Some things to consider / think about when using this approach:
- Many simulators (including myself) have a lot of faith in the underlying parameter set (OPLS-AA) used by LigParGen, so it should give usable results for a great many molecules. However, you may find systems that do not work, so don’t treat it as a guarantee.
- Charges are assigned to species atoms, not atom types, so you may need to ensure that this particular source of charges is selected / forced in the Forcefield .

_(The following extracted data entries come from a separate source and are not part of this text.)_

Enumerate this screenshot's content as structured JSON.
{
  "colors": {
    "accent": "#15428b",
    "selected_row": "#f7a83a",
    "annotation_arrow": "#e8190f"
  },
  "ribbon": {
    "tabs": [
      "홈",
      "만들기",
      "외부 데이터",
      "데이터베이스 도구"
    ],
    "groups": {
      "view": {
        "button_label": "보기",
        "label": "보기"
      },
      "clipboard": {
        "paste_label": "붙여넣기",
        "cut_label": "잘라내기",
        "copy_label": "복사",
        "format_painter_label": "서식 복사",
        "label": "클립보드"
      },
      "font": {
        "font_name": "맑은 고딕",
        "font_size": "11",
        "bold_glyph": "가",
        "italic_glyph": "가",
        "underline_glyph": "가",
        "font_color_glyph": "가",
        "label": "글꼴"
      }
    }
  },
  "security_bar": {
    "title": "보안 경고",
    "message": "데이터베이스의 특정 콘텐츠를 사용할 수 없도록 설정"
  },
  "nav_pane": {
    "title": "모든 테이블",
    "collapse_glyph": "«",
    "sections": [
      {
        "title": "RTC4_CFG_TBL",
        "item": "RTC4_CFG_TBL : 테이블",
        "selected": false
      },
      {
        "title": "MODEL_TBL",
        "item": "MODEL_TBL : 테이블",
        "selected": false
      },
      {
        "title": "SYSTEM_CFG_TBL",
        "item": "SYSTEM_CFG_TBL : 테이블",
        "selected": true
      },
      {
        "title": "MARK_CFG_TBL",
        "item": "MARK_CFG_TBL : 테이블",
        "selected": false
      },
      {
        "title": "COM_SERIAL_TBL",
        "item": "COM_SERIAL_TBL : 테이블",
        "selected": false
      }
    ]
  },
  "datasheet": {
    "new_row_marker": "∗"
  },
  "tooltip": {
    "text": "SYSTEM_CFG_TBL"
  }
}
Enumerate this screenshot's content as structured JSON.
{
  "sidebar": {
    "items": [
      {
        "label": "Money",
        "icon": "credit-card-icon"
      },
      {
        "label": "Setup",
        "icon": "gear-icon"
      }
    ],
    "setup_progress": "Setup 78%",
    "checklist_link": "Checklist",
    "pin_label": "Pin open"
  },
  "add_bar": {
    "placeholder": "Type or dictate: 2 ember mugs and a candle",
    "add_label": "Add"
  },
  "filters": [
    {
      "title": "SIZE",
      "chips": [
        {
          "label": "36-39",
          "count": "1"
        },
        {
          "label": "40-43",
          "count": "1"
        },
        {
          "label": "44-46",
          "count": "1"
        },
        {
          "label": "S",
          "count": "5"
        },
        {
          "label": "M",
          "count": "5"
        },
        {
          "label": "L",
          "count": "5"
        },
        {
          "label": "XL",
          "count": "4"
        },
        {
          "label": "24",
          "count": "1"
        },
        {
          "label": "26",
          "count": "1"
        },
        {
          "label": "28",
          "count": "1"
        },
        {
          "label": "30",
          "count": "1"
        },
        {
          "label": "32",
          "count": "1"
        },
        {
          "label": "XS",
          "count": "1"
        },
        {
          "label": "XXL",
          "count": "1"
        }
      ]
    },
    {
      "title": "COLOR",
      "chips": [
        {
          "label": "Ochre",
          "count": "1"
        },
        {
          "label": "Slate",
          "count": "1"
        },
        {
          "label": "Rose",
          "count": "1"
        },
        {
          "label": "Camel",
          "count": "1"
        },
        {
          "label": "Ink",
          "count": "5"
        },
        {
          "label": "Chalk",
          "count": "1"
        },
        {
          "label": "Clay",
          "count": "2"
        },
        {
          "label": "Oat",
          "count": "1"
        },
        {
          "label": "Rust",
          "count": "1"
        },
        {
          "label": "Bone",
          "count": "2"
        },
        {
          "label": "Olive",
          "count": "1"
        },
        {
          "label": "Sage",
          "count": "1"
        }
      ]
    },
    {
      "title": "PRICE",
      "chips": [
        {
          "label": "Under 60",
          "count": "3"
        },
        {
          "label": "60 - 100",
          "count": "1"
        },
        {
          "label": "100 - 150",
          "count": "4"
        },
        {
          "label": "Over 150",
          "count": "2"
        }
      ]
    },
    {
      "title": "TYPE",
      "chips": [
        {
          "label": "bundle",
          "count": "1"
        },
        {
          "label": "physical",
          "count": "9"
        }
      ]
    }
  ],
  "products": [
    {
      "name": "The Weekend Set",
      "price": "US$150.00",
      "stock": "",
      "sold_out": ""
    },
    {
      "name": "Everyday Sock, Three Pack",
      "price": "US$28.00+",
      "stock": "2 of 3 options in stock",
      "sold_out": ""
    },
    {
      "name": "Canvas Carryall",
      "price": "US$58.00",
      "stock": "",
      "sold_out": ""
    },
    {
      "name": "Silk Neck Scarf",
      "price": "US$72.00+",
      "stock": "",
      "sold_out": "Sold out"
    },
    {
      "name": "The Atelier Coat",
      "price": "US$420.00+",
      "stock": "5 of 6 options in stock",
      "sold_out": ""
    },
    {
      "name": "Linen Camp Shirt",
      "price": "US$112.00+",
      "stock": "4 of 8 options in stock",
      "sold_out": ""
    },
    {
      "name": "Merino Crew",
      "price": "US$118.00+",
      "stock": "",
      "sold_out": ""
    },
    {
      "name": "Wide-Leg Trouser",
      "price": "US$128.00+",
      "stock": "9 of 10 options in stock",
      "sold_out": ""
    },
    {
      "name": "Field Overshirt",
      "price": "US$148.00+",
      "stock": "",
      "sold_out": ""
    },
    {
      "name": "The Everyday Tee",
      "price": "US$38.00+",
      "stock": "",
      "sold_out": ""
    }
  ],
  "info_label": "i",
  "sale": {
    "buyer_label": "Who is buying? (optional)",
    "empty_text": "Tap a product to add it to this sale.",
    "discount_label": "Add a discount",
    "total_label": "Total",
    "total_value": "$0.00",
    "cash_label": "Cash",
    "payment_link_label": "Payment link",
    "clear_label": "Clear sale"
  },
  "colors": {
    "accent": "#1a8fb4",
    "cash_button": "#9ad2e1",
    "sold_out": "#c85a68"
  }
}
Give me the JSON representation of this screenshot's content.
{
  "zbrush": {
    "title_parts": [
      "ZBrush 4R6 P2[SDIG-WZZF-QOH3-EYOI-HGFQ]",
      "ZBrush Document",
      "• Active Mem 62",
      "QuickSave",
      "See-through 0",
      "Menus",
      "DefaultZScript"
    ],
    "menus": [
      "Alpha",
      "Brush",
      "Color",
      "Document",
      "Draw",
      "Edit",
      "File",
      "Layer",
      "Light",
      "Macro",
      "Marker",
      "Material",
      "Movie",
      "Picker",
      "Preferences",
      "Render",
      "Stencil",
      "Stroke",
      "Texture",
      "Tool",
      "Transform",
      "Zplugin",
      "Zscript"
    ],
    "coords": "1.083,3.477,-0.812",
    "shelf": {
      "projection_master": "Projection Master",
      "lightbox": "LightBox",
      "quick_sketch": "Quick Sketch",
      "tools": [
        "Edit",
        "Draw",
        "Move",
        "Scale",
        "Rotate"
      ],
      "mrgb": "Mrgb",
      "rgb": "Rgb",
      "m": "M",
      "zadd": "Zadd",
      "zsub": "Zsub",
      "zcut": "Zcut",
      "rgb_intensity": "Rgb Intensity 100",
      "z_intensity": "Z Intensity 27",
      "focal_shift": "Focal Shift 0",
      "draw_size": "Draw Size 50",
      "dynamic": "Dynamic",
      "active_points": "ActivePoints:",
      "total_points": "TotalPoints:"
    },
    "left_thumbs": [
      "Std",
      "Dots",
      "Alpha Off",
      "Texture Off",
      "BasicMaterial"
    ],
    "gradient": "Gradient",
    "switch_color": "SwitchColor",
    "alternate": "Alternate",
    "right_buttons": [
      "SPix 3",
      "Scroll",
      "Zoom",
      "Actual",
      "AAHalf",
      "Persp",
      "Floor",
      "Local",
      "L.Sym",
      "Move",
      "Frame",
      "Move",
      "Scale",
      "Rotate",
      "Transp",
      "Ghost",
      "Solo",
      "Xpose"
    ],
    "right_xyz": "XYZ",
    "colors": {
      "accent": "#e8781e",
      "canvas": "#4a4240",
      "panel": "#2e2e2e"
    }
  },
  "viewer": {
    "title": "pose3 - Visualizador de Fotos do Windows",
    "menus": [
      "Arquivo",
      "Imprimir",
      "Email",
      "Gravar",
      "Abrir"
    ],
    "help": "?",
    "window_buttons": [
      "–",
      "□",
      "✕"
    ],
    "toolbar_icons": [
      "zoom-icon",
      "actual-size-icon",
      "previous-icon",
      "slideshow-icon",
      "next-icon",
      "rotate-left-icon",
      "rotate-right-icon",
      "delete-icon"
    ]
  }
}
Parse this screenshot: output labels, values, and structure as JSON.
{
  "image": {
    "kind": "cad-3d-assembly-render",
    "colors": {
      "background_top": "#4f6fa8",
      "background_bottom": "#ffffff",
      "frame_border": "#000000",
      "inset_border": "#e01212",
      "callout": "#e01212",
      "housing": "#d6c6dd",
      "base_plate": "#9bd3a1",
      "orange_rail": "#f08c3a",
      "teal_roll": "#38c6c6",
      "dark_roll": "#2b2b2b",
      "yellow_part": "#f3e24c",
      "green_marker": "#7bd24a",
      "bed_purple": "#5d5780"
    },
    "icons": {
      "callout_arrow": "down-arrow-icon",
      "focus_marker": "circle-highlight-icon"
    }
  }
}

- If you use LigParGen, please cite it as it’s a fantastic resource. The necessary references are produced below for convenience.
References:
-
“Potential energy functions for atomic-level simulations of water and organic and biomolecular systems.”, W. L. Jorgensen and J. Tirado-Rives, Proc. Nat. Acad. Sci. USA 102, 6665-6670 (2005).
-
“1.14*CM1A-LBCC: Localized Bond-Charge Corrected CM1A Charges for Condensed-Phase Simulations.”, L. S. Dodda, J. Z. Vilseck, J. Tirado-Rives, and W. L. Jorgensen, Phys. Chem. B 121 (15), 3864-3870 (2017).
-
“LigParGen web server: An automatic OPLS-AA parameter generator for organic ligands.”, L. S. Dodda, I. Cabeza de Vaca, J. Tirado-Rives, and W. L. Jorgensen, Nucleic Acids Research 45 (W1), W331-W336 (2017).
Exercises
Follow-on exercises:
-
- Cook It - Set up a single-molecule configuration and watch your molecule live.
Exercise 1 - Cook It
Nice to check that your new forcefield lets your favourite molecule move in fabulous ways, right? So why don’t you set up a “gas phase” calculation of a single copy of your molecule and run some molecular dynamics on it to see it dance?
Tips:
- Your configuration will need to contain a single molecule at a low density (maybe 1.0e-4 atoms Å-3 or lower) in order to get a box with enough space to make the simulation viable.
- No point in doing any Monte Carlo evolution, unless you really want to.
- Make sure you’re looking at the configuration viewer when the simulation is running!